Alexander Craw (3 August 1850 – 28 June 1908) was a pioneer American economic entomologist. He was the first American entomologist to work in quarantine protection against foreign pests arriving by ship to San Francisco, California. Along with Albert Koebele he was involved in the introduction of Rodolia cardinalis from Australia to control Icerya purchasi. He was also involved in the introduction of Rhyzobius ventralis to control the black scale, Saissetia oleae.

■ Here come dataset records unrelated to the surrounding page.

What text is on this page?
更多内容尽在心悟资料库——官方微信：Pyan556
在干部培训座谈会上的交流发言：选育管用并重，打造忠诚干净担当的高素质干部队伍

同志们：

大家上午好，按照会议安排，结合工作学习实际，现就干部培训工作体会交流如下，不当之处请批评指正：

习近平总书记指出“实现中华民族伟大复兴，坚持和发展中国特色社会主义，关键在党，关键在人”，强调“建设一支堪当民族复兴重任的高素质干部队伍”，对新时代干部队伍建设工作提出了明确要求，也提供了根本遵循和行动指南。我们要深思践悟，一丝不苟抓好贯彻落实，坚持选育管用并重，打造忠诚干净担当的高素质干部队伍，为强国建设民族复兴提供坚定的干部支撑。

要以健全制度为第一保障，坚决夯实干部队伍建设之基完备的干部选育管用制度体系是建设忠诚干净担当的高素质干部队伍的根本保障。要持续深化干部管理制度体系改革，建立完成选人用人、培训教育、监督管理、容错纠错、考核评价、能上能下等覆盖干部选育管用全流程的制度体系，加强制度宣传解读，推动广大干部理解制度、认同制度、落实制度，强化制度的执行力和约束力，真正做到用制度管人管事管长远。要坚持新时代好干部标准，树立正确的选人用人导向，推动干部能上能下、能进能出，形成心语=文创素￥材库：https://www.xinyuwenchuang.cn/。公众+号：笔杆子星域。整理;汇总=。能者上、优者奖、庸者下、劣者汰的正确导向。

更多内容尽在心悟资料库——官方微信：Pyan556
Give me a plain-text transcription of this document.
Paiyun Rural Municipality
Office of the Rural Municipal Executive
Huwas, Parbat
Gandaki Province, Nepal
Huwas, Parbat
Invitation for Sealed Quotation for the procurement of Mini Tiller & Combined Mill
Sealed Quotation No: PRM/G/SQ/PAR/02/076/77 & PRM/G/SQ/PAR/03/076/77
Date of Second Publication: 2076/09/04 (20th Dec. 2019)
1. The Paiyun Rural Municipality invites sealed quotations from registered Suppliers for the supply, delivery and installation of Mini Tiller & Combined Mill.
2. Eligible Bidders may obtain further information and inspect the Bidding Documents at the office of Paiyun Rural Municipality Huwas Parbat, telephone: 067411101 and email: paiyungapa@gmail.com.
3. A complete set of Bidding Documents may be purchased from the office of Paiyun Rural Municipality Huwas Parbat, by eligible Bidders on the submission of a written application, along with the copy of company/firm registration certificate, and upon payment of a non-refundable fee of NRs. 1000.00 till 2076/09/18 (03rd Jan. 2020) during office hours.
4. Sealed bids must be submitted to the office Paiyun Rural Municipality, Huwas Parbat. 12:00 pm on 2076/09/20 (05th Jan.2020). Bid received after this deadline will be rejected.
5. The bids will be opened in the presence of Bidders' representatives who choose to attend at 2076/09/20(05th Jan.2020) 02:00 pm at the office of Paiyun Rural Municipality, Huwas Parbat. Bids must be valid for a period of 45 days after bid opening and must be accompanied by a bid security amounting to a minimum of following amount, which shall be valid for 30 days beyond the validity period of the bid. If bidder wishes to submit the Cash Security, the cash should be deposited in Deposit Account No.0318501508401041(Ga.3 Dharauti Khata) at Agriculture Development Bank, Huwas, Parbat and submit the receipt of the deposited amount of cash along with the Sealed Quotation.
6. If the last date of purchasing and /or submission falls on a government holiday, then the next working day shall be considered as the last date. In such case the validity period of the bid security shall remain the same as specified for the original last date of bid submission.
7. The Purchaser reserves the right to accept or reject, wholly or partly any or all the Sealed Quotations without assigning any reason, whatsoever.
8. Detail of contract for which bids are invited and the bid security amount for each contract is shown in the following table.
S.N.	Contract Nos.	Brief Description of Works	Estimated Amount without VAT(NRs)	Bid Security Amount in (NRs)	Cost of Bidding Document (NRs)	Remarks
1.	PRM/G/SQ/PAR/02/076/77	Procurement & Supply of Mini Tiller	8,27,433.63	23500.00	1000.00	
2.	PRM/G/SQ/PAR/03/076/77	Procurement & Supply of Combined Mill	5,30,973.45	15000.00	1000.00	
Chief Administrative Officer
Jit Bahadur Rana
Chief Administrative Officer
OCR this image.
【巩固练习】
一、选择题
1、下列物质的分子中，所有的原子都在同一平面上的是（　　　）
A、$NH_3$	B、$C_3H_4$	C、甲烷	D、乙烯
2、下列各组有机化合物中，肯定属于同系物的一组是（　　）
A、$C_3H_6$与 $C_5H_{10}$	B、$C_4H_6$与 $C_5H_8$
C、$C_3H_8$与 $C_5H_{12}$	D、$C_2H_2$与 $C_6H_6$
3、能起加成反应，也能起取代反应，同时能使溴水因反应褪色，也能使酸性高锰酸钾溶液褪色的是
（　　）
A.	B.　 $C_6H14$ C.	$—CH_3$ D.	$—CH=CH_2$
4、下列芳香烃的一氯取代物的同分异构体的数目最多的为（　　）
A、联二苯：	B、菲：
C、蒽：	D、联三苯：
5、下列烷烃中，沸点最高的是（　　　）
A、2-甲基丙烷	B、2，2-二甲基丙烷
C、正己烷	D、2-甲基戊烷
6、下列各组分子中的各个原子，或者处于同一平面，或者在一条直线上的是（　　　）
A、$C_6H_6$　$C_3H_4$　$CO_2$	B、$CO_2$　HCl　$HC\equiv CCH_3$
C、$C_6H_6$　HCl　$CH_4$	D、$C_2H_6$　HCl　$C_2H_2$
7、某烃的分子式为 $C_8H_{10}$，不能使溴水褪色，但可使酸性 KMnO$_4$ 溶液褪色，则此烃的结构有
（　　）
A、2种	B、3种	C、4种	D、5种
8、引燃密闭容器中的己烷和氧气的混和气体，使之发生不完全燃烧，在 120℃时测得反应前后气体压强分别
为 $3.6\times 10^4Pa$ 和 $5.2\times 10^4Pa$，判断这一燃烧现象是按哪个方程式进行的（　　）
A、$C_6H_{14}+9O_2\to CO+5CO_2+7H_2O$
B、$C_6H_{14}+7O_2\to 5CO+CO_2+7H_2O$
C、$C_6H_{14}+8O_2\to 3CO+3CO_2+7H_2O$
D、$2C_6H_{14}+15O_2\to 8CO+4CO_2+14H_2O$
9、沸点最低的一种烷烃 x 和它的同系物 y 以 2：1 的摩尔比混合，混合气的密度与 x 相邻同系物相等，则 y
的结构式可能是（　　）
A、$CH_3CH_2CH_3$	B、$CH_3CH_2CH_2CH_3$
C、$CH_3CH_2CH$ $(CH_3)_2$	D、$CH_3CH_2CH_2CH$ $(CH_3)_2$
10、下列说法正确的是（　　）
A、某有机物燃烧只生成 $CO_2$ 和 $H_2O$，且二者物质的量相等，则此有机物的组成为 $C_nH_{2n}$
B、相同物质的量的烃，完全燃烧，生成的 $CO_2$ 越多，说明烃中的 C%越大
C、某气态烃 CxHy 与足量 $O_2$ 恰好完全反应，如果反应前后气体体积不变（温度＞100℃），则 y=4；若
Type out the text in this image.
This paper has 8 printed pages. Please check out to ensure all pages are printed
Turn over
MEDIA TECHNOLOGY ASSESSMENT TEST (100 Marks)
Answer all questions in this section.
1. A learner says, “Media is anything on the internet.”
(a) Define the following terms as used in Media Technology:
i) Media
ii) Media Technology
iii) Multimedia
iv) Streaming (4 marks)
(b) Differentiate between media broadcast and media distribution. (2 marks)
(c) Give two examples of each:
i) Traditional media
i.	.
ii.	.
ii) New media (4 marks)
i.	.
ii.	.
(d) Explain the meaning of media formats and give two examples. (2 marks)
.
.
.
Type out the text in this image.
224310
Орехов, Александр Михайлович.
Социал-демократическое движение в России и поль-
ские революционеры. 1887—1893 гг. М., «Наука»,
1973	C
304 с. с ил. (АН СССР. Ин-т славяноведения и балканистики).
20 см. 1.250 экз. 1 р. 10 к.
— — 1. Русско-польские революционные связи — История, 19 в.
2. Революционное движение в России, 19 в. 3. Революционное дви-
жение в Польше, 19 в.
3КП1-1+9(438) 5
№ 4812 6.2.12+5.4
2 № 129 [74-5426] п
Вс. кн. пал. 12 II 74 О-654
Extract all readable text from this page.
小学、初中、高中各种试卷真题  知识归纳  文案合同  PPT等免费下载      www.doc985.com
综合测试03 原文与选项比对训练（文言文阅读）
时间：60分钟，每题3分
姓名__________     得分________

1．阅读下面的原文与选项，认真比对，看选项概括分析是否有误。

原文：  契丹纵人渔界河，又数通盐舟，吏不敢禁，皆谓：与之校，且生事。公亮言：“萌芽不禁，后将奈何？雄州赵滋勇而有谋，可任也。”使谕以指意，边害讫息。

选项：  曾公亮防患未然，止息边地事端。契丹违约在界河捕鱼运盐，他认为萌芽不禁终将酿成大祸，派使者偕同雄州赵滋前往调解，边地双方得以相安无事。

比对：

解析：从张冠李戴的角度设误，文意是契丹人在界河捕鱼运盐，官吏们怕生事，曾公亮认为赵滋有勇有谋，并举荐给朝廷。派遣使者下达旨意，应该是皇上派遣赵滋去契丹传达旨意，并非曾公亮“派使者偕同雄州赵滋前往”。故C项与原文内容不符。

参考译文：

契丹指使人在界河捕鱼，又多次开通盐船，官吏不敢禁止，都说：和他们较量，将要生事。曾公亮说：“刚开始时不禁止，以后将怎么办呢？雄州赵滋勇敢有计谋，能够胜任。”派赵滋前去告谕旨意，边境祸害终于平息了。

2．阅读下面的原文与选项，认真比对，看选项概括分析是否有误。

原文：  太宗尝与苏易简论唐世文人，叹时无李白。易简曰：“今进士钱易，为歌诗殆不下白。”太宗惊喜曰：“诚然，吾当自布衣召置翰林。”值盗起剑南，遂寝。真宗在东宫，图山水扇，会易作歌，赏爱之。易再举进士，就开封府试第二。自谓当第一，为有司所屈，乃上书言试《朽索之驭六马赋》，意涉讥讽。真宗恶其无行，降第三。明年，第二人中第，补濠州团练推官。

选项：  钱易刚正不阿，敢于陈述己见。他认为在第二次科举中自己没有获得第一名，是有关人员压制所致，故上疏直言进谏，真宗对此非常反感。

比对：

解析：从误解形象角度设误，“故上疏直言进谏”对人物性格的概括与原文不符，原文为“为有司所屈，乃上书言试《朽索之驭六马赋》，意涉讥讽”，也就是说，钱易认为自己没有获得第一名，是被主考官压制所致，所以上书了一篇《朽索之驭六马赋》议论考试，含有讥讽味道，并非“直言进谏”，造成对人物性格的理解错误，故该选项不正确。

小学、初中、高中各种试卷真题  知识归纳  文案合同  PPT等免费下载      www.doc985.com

Craw was born in Ayr, South Ayrshire, Scotland where he trained in horticulture. He worked in the Royal nurseries at Ascot and at Martins and Son, Cottingham before he moved to California in 1873 and worked as a horticulturist there. After two years in San Diego, he worked at the Wolfskill orange groves in Los Angeles and became a member of the Horticultural Commission of California. From 1890 he worked in the port of San Francisco as a quarantine officer to prevent the entry of potential pests. In 1904 he quit his California position and took up a position as superintendent of entomology to the board of agriculture and forestry in Hawaii where he established quarantine procedures. His position in California was taken up by E.M. Ehrhorn. Craw died of kidney failure at Wawona in the Yosemite valley at the home of his sister. His papers were destroyed in fires following the 1906 San Francisco earthquake.